Mother's Day is an annual wake up call for me. It requires me to spend a great deal of time on Amazon mulling through various items while simultaneously dealing with profound guilt.
I live 3000 miles opposite my mother. I am not a warm, devoted daughter. I've doled out my fair share of impolite quips, unsympathetic lectures and aggressive narcissist hyperbole.
This is not the first year the holiday falls during a period in which mother will not answer my daily phone call. Radio silence is in its second month. It began with a heated exchange on the social responsibility of nutrition.
So, what do I send this year?
From the brainstorm:
A John Grisham novel. Paperback. Costco. Maybe Nora Roberts. I know she will use that.
Sometimes I build a package myself and bring it to the post office. Because of all that effort and the $10 it takes to ship, those boxes tend to be disappointing.

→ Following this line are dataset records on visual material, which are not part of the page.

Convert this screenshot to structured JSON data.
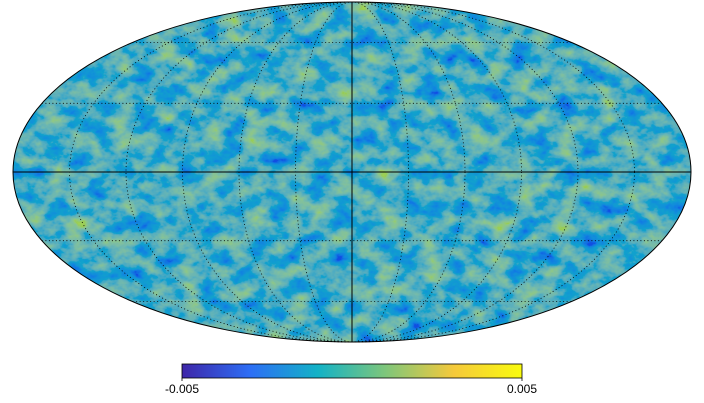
{
  "chart_data": {
    "type": "mollweide",
    "colormap": [
      "#3e26a8",
      "#2d6ef5",
      "#13b2c6",
      "#7fc67a",
      "#f5c93b",
      "#f9fb0e"
    ],
    "clim": [
      -0.005,
      0.005
    ],
    "cticks": [
      -0.005,
      0.005
    ],
    "graticule": true
  }
}
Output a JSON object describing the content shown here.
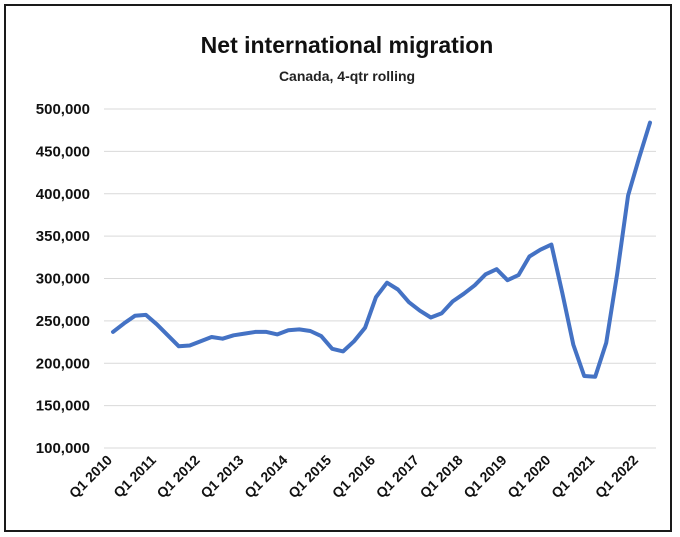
{
  "chart_data": {
    "type": "line",
    "title": "Net international migration",
    "subtitle": "Canada, 4-qtr rolling",
    "xlabel": "",
    "ylabel": "",
    "ylim": [
      100000,
      500000
    ],
    "yticks": [
      "100,000",
      "150,000",
      "200,000",
      "250,000",
      "300,000",
      "350,000",
      "400,000",
      "450,000",
      "500,000"
    ],
    "xticks": [
      "Q1 2010",
      "Q1 2011",
      "Q1 2012",
      "Q1 2013",
      "Q1 2014",
      "Q1 2015",
      "Q1 2016",
      "Q1 2017",
      "Q1 2018",
      "Q1 2019",
      "Q1 2020",
      "Q1 2021",
      "Q1 2022"
    ],
    "grid": true,
    "legend": "none",
    "x": [
      "Q1 2010",
      "Q2 2010",
      "Q3 2010",
      "Q4 2010",
      "Q1 2011",
      "Q2 2011",
      "Q3 2011",
      "Q4 2011",
      "Q1 2012",
      "Q2 2012",
      "Q3 2012",
      "Q4 2012",
      "Q1 2013",
      "Q2 2013",
      "Q3 2013",
      "Q4 2013",
      "Q1 2014",
      "Q2 2014",
      "Q3 2014",
      "Q4 2014",
      "Q1 2015",
      "Q2 2015",
      "Q3 2015",
      "Q4 2015",
      "Q1 2016",
      "Q2 2016",
      "Q3 2016",
      "Q4 2016",
      "Q1 2017",
      "Q2 2017",
      "Q3 2017",
      "Q4 2017",
      "Q1 2018",
      "Q2 2018",
      "Q3 2018",
      "Q4 2018",
      "Q1 2019",
      "Q2 2019",
      "Q3 2019",
      "Q4 2019",
      "Q1 2020",
      "Q2 2020",
      "Q3 2020",
      "Q4 2020",
      "Q1 2021",
      "Q2 2021",
      "Q3 2021",
      "Q4 2021",
      "Q1 2022",
      "Q2 2022"
    ],
    "series": [
      {
        "color": "#4472c4",
        "values": [
          237000,
          247000,
          256000,
          257000,
          246000,
          233000,
          220000,
          221000,
          226000,
          231000,
          229000,
          233000,
          235000,
          237000,
          237000,
          234000,
          239000,
          240000,
          238000,
          232000,
          217000,
          214000,
          226000,
          242000,
          278000,
          295000,
          287000,
          272000,
          262000,
          254000,
          259000,
          273000,
          282000,
          292000,
          305000,
          311000,
          298000,
          304000,
          326000,
          334000,
          340000,
          283000,
          222000,
          185000,
          184000,
          224000,
          305000,
          398000,
          442000,
          484000
        ]
      }
    ]
  }
}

Once I sent flowers. That seems boring. And they die.
Another time I sent Clif Bars and a DVD. That was a bold move. She liked the bars. Hmmm.
My most successful gift was the classic hand written letter. This years would not stand up to any of the archived issues.
Food (in general delivered via Stop & Shop)
Jack Bauer's 24 on DVD
Some sort of Bible
But today I will purchase a book on nutrition. The topic she was so inflamed by. Maybe without me distracting, the information will reach her.
I'll add a second book to the order. Ishmael. Maybe that'll make her smile.